How do I get the correct $USER if I run a shell script with sudo ?

I run them as postinstall scripts in a Mac install package, where they are being sudo-ed automatically, but I need to do stuff with the username.

$HOME is correct, though. The inelegant method would be to extract the name from the home path, but I wonder if there is a natural way to do this.

I can't influence the way the scripts are being called, as it's an automatic call inside the installer.

Was it helpful?

Solution

On my system the variable $SUDO_USER is set to the caller's user name.

You shouldn't extract the username from the ${HOME} variable directly. It's being configured and not calculated. To Extract the username you could take a look into /etc/passwd file, but this is very system dependent, e.g. sometimes you have to look into a LDAP directory or the entries are propagated through NIS ...

OTHER TIPS

You can use $(logname), which returns your login name even if you are currently sudoing.

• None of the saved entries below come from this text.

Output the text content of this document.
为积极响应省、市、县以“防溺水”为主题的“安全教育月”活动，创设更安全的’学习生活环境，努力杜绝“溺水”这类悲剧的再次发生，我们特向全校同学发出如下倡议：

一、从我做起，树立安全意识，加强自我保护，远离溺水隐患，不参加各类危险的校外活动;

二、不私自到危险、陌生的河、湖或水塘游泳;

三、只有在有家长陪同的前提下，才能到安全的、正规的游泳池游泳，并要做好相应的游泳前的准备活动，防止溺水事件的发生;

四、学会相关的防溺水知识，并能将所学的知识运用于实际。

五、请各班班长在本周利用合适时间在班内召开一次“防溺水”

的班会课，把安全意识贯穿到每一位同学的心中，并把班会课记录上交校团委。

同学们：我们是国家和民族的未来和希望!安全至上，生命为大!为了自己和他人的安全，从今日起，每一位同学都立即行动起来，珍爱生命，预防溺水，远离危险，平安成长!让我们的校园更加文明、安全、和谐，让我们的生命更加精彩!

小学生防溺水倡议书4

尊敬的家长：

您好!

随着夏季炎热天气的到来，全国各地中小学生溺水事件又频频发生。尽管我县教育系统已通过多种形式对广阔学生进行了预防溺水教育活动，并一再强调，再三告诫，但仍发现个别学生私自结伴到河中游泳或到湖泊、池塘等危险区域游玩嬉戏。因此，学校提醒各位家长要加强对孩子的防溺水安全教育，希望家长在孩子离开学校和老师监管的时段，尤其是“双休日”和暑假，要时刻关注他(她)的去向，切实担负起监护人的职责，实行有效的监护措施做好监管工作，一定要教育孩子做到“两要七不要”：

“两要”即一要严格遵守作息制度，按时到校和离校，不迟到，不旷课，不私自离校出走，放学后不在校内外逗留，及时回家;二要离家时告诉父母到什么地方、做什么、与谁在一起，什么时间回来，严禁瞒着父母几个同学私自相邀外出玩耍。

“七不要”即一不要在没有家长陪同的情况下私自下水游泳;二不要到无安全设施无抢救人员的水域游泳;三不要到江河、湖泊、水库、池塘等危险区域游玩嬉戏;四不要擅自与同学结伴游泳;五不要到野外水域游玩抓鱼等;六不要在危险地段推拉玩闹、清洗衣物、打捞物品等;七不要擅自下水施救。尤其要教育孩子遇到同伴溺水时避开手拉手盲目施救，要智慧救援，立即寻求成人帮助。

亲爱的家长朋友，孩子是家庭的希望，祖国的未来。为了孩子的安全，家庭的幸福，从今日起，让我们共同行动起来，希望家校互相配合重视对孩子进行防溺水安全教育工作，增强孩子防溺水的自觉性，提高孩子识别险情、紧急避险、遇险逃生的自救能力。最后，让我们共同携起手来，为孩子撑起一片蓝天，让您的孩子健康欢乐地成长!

Inspect the variable SUDO_USER.

http://www.gratisoft.us/sudo/man/sudo.html#environment

Another way to get the user is via the who command. This is useful sometimes when you don't care if the user has sudo'd or not.

who -m | awk '{print $1;}'

SUDO_USER isn't portable. It's unset on Fedora 17.

The $USER and $UID variables aren't predictable when invoking sudo either. Some distros report the sudoer, others report the root user.

It's by no means perfect, but you could use test -w ~root && echo I have write access to ~root.